Con l’Expo 2015 i riflettori accesi sul problema della fame nel mondo toccano il loro culmine. Il tema della povertà alimentare che ricorre da decenni sulle agende degli organismi internazionali arriva qui al suo massimo livello di visibilità. Di una simile sensibilità non c’è che da congratularsi: quel “ringraziamo il Signore per la scelta di un tema così essenziale” pronunciato da Papa Francesco non ha nulla di retorico, ma è l’espressione di una Chiesa che sceglie di accompagnare il mondo nel suo percorso, nelle singole scelte concrete che esso compie, non esitando a congratularsi in modo esplicito quando queste vanno nella direzione di una maggiore sensibilità verso l’umano.
Ma non si tratta solo di un semplice applauso: Papa Francesco con il suo invito a “globalizzare la solidarietà” entra nell’agenda del mondo per dare delle indicazioni di metodo. E queste indicazioni hanno come premessa il realismo dei volti: “I volti di milioni di persone che oggi hanno fame”. Ora proprio questi volti non ci testimoniano solo i problemi dell’alimentazione e della malnutrizione, ma ci ricordano anche come la miseria sia in primo luogo la conseguenza dell’essere nati dalla parte sbagliata del pianeta. Di essersi ritrovati a vivere nei mille retrobottega del mondo, dove la povertà alimentare deve fare i conti con la boscaglia dei contropoteri della criminalità organizzata, con il pattume delle guerre etniche, con la violenza generata dalle instabilità politiche. Il problema della malnutrizione e della fame è anche l’esito di un simile devastante degrado.
I volti che Papa Francesco ci invita a guardare ci ricordano anche come la miseria e la fame quasi sempre non si possano risolvere con la ribellione o con la fuga.

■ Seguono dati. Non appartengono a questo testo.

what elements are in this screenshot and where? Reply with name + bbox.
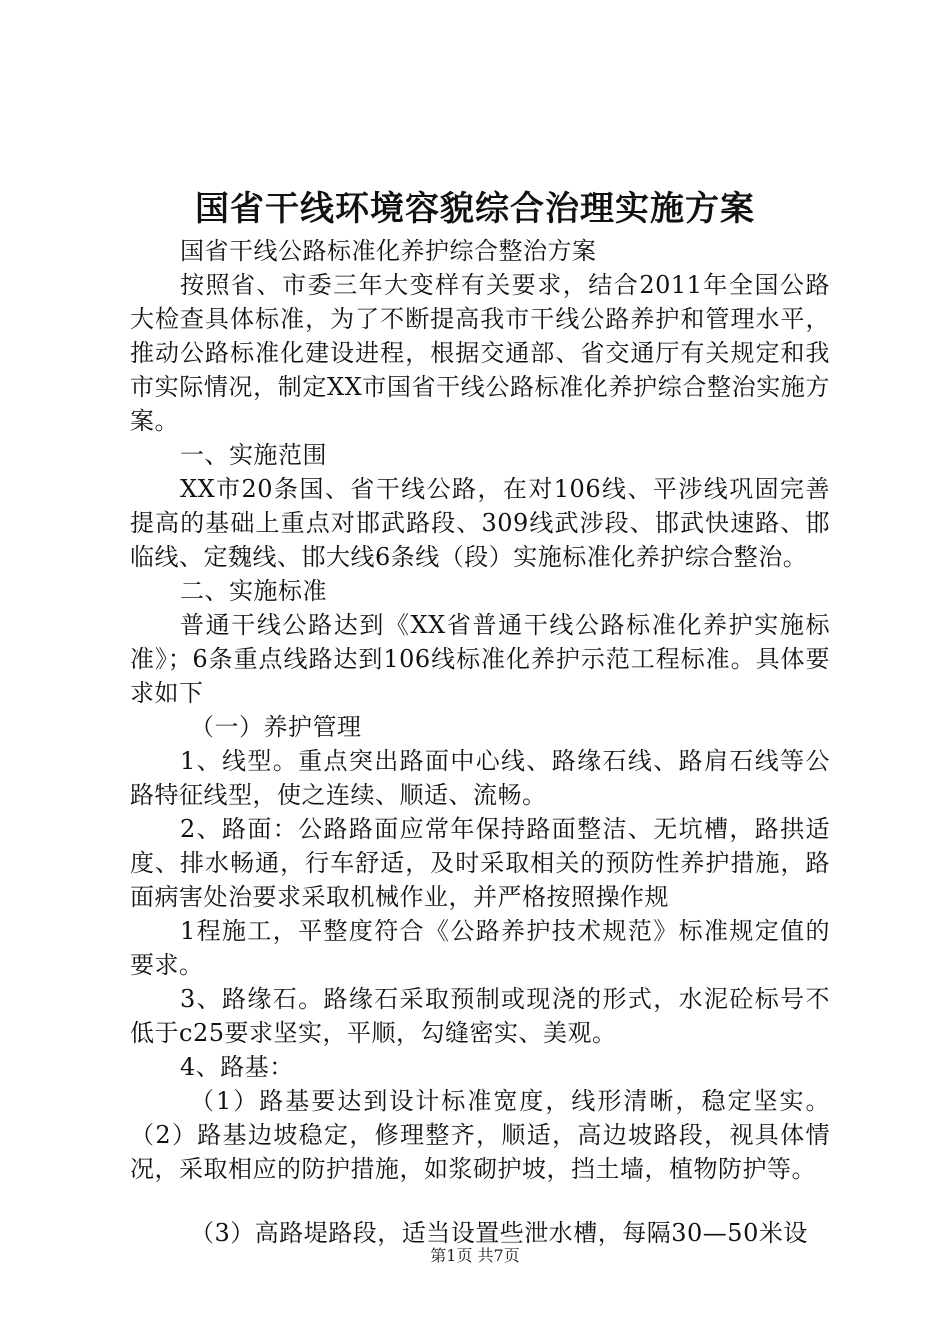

Nella loro drammatica realtà questi volti ci ricordano come a queste persone manchino non solo le possibilità, ma anche le parole per esprimersi, gli alfabeti necessari per poter pensare una liberazione possibile ed una salvezza praticabile. La povertà può scivolare rapidamente nella miseria morale, nella vita persa a disputarsi il controllo di una baracca, di un asilo precario, di una coperta o di un cappotto. Questi volti ci ricordano come i poveri finiscano nella stiva, scavalcati in una lotta tra miseri, dove a soccombere sono quelli meno veloci e più deboli.
Ma se tutto questo è vero allora la scelta di transitare attraverso la solidarietà per nutrire il pianeta non ha alcunché di retorico ma costituisce una rotta obbligata. Proprio perché non basta nutrire, proprio perché il vero problema non è quello della nutrizione ma di ciò che la precede: la relazione significativa tra esseri umani, il semplice sfamare non basta, né può bastare.
La lotta contro la fame transita necessariamente attraverso la solidarietà in quanto solo a condizione di un incontro con l’altro, l’aiuto materiale può uscire dal circuito della retorica compassionevole per farsi relazione significativa tra persone. Solo in questa prospettiva la lotta contro la miseria alimentare può alimentare il recupero di una solidarietà non formale.
Ma per essere tale questa deve transitare per incontri concreti, abolendo l’anonimato del pacco senza la persona, dell’alimento senza l’incontro tra chi lo dona e chi lo riceve. Qualsiasi risoluzione del problema della fame che non transiti per un tale percorso di solidarietà e di edificazione di legami sociali manca semplicemente il proprio obiettivo essenziale, il proprio fattore costitutivo. Il tema del nutrire il pianeta non è solo declinabile sul piano tecnologico della ricerca delle nuove energie, così come non è solo riducibile a quello degli sprechi, ma si concretizza sempre di più in una solidarietà che presuppone valori come legame, relazione, riconoscimento reciproco. Altrettanti valori impossibili da recuperare dalla semplice retorica se non accompagnati dall’incontro con i volti, se non edificati a partire da un legame concreto, l’unico a partire dal quale sarà possibile realmente e semplicemente vivere, per tutti.